Sebuah laporan tahun 2022 oleh Authentication Solution Providers Association (ASPA) menyoroti bahwa industri pemalsuan di India berkembang pada tingkat mengkhawatirkan sebesar 15 persen setiap tahunnya, dengan hampir 70 persen produk palsu di negara tersebut berasal dari China.
Barang-barang palsu ini tidak hanya merusak penjualan produk yang sah, tetapi juga menimbulkan risiko kesehatan dan keselamatan signifikan bagi konsumen India.
Meningkatkan Kesadaran Konsumen
Dalam tindakan keras signifikan terhadap barang-barang palsu, otoritas lokal Mumbai menjadi berita utama pada 2022 dengan mencegat pengiriman besar-besaran obat-obatan palsu yang diselundupkan dari China.
Barang curiannya termasuk antibiotik dan obat antiradang yang berbahaya, semuanya dicampur dengan bahan kimia beracun yang menimbulkan risiko kesehatan serius bagi konsumen.
Dalam insiden terpisah pada 2023, Kepolisian Delhi membongkar operasi pemalsuan barang elektronik skala besar di pasar Karol Bagh.
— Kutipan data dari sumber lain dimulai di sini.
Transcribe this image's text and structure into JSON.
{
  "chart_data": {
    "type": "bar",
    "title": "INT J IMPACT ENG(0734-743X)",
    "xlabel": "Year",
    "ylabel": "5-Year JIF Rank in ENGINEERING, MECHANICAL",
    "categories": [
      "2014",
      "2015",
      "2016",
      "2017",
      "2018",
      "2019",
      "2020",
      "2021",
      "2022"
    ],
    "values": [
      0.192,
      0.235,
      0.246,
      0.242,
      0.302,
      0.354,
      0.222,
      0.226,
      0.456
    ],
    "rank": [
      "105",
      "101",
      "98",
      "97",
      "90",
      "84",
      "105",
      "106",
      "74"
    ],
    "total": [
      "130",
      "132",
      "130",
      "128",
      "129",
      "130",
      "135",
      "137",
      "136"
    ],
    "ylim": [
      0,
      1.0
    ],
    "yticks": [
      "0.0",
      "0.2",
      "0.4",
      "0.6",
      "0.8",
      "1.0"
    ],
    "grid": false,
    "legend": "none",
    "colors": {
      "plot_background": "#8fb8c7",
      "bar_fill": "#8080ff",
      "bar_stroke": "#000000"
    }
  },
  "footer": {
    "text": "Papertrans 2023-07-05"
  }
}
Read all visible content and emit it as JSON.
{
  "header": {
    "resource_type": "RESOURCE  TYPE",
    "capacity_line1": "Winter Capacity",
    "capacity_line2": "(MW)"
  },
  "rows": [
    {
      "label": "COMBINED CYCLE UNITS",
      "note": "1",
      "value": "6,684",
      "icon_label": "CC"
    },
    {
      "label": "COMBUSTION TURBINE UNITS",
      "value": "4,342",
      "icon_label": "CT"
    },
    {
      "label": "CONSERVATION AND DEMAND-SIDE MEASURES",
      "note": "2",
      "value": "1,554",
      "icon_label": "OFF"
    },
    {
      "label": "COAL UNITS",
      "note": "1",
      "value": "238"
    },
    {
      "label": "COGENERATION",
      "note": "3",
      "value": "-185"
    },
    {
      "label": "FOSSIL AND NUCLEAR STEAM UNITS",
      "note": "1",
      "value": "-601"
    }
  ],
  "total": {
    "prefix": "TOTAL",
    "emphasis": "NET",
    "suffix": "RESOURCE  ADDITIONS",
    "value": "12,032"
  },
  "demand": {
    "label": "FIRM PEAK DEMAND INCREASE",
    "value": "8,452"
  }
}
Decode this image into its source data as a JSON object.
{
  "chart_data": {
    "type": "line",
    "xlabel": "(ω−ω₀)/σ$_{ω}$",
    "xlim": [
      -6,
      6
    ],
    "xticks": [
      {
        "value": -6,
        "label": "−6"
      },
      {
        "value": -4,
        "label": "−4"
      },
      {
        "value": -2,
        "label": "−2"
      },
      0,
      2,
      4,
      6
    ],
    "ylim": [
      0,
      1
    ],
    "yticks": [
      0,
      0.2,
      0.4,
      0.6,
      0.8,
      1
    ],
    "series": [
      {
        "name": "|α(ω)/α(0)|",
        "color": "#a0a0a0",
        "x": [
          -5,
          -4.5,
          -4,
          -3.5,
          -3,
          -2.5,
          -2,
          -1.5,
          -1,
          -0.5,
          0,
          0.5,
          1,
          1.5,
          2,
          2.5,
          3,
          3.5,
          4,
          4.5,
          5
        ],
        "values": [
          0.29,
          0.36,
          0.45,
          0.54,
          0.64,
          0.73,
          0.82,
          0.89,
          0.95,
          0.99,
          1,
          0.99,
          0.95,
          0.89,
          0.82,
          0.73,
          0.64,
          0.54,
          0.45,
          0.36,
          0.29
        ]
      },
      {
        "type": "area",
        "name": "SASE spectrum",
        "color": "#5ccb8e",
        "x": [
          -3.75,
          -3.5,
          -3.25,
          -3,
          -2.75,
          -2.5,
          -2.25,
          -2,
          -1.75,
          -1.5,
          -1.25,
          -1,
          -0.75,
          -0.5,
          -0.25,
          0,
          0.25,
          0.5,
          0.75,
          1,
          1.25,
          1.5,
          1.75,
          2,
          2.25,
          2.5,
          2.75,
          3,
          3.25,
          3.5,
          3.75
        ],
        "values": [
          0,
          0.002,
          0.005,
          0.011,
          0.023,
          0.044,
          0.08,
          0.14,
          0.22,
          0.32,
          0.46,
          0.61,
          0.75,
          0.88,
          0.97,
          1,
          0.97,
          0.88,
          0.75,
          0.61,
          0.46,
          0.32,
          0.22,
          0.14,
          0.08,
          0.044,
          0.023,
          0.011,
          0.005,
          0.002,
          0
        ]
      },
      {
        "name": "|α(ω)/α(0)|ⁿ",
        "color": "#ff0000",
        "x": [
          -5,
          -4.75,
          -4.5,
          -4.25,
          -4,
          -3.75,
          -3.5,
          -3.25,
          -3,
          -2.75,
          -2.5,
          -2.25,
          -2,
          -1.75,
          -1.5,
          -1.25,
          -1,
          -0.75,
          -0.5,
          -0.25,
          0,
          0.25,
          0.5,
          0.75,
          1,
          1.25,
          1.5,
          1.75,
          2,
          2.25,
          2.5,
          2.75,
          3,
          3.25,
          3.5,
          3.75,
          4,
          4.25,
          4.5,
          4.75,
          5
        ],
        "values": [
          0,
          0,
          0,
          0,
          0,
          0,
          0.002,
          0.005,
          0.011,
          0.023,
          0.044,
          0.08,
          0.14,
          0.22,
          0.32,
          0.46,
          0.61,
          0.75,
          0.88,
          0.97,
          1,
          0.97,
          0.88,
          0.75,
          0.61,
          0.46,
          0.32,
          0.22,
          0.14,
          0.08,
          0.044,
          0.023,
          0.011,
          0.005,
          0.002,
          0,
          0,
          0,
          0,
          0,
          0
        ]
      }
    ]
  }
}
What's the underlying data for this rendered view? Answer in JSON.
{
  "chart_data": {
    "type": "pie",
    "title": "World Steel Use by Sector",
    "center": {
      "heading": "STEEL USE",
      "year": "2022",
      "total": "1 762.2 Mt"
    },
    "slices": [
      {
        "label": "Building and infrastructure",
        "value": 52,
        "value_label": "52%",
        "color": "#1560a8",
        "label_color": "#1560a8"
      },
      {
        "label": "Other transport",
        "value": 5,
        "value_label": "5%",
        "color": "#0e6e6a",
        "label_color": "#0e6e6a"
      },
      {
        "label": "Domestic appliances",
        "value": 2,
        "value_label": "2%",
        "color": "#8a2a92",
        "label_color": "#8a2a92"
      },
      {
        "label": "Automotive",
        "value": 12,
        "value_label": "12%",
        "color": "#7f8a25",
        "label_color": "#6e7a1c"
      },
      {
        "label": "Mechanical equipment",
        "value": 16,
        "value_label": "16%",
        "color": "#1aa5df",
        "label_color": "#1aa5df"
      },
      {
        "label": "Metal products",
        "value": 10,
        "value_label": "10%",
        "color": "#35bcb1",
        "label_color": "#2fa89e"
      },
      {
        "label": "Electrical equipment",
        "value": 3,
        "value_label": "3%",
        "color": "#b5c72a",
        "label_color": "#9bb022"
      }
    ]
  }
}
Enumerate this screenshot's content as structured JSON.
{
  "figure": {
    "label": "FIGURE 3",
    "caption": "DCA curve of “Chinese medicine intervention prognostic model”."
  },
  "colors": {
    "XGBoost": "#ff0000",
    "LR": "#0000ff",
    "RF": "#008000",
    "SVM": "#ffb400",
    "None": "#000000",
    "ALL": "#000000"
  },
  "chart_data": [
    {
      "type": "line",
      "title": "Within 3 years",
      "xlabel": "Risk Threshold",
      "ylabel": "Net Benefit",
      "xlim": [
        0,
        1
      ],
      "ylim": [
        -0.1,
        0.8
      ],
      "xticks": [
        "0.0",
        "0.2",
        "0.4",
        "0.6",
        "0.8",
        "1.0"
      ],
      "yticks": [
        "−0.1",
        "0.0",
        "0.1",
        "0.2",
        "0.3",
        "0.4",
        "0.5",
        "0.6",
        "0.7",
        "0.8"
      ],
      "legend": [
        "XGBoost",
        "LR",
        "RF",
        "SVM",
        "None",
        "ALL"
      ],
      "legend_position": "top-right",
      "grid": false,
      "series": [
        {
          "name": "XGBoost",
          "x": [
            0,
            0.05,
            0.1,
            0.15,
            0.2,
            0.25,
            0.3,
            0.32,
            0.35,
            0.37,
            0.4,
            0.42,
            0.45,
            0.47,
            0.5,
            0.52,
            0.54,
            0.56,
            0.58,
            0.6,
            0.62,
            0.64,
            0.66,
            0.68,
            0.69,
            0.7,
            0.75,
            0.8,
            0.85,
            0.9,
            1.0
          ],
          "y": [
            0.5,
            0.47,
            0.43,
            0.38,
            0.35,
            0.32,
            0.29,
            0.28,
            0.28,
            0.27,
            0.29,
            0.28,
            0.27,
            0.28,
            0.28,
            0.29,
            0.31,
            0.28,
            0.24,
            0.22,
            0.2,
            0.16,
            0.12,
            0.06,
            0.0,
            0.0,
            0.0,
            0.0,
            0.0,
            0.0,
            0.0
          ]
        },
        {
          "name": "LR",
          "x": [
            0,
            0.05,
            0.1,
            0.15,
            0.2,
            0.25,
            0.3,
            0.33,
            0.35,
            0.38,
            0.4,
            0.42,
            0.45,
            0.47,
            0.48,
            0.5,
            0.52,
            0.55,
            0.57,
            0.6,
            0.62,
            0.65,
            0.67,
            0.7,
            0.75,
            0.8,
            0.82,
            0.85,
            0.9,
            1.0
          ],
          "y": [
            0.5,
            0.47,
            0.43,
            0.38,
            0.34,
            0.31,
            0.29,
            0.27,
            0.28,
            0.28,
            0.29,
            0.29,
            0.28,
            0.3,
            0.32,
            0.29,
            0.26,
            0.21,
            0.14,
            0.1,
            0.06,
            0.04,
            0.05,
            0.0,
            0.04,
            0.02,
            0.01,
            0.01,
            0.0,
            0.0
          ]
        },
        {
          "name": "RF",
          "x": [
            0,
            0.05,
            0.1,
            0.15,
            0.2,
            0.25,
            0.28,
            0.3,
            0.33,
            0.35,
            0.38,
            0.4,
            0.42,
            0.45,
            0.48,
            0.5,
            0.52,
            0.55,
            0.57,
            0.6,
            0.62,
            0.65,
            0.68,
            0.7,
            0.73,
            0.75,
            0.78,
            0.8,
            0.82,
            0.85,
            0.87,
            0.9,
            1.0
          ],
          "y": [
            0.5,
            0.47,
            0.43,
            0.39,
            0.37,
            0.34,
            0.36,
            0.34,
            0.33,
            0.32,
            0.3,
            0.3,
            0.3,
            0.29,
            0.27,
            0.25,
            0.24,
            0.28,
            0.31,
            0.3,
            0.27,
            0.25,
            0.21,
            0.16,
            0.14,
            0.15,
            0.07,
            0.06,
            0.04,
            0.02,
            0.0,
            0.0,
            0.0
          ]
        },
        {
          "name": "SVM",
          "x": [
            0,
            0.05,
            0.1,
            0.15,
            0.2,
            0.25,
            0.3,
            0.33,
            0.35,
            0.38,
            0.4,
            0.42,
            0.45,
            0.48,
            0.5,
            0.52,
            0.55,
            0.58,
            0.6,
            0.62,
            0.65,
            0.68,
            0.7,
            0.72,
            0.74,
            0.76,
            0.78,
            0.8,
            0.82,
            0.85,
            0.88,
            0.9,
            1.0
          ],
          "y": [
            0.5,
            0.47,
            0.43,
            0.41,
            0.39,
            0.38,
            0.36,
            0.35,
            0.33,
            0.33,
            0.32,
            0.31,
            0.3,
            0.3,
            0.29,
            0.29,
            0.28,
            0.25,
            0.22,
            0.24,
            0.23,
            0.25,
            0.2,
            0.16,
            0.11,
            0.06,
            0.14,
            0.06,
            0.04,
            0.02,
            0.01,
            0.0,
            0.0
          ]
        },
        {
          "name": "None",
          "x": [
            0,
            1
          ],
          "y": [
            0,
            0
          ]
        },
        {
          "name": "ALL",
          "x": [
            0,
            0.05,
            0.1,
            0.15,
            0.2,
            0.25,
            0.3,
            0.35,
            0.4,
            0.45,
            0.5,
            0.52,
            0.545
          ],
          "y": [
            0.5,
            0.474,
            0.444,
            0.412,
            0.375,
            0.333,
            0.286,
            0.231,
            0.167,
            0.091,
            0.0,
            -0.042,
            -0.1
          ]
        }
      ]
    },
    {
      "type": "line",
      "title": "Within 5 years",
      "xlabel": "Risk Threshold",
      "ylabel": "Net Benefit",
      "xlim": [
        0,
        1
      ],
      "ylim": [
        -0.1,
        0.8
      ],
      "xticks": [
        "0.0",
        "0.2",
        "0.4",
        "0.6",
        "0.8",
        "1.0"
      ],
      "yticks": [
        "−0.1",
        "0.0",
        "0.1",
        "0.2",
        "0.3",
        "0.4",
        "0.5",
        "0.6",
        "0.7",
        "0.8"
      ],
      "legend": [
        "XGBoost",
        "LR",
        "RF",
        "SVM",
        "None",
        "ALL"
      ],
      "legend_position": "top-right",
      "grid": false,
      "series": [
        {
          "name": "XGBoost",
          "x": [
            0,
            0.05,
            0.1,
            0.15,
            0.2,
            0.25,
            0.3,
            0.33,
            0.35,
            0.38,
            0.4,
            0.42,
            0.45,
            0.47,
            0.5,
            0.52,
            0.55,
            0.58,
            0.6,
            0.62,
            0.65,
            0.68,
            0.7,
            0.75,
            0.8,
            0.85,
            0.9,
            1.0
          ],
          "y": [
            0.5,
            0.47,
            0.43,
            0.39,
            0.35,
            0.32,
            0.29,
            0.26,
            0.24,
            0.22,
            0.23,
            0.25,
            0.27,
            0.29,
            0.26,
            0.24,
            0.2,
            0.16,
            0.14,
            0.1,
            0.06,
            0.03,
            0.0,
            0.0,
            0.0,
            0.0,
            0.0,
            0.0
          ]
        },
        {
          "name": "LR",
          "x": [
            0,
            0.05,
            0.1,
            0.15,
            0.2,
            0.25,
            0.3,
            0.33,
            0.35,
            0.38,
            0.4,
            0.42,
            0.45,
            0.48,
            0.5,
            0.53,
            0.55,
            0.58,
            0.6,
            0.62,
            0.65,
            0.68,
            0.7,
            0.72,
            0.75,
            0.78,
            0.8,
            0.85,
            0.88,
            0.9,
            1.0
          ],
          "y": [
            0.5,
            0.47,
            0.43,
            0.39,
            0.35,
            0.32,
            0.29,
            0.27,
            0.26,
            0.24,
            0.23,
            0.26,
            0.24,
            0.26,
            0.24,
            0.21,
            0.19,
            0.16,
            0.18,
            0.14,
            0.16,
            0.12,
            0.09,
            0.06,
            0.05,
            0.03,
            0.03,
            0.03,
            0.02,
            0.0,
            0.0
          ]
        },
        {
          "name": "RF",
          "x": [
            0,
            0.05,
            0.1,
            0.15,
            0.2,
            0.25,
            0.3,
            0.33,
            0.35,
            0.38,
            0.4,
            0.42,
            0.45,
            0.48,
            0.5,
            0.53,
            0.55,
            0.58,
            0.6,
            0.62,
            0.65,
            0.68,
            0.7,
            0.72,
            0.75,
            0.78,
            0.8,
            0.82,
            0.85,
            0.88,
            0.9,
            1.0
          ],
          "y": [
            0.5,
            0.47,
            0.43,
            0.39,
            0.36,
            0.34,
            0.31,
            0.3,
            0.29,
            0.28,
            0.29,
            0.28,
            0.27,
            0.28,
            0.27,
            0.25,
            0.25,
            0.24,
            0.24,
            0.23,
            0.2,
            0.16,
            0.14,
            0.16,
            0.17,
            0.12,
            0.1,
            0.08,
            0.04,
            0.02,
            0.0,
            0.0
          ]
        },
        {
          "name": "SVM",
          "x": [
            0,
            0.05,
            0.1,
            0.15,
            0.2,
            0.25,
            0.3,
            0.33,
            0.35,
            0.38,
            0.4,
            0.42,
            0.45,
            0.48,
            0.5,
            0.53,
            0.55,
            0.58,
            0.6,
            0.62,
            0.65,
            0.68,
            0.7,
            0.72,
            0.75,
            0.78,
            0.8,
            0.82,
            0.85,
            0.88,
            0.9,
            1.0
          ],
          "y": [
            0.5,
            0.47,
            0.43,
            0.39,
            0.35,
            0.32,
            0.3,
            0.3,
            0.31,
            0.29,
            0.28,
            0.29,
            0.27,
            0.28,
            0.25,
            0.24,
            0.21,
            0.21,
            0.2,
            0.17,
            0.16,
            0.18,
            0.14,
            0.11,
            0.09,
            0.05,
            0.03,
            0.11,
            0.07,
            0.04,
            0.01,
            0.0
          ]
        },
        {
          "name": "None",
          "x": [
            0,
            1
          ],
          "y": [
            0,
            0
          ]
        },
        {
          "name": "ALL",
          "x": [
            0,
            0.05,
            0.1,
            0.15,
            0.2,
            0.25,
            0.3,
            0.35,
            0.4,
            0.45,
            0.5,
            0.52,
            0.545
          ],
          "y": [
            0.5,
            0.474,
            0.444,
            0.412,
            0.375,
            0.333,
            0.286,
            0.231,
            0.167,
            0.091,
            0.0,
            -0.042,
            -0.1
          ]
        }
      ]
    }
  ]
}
Di sana, smartphone dan aksesori palsu dari merek terkenal seperti Xiaomi dan Samsung dijual, dengan barang-barang senilai ₹2 crore telah diimpor melalui jalur gelap dari China.
Selain itu, Society of Indian Automobile Manufacturers (SIAM) menyuarakan kekhawatiran pada 2023 mengenai maraknya suku cadang mobil palsu di India.
Sebuah laporan baru-baru ini mengungkapkan bahwa sekitar 20 persen suku cadang yang dijual di negara itu palsu, banyak di antaranya berasal dari China.
Masuknya produk palsu China ke pasar-pasar India masih menjadi masalah mendesak, yang mengancam baik ekonomi maupun keselamatan konsumen.
Meski pemerintah dan penegak hukum India terus berupaya memerangi masalah ini, permintaan akan barang-barang yang murah dan mudah diakses ini terus meningkat.
Untuk mengatasi perdagangan barang palsu secara efektif, India harus meningkatkan langkah-langkah pengaturannya.
Perbatasan India relatif rentan, dan kekacauan politik baru-baru ini di negara tetangga Bangladesh dan Nepal memperburuk situasi. Namun di sisi lain, kejatuhan ekonomi China secara bertahap mengkhawatirkan dan hanya akan memperburuk situasi.
Meningkatkan kesadaran konsumen tentang risiko terkait produk-produk palsu sangatlah penting. Pendekatan multifaset yang melibatkan tindakan pemerintah yang ketat, kolaborasi dengan para pemangku kepentingan industri, dan pendidikan publik sangat penting untuk mengurangi impor barang-barang palsu China ke India.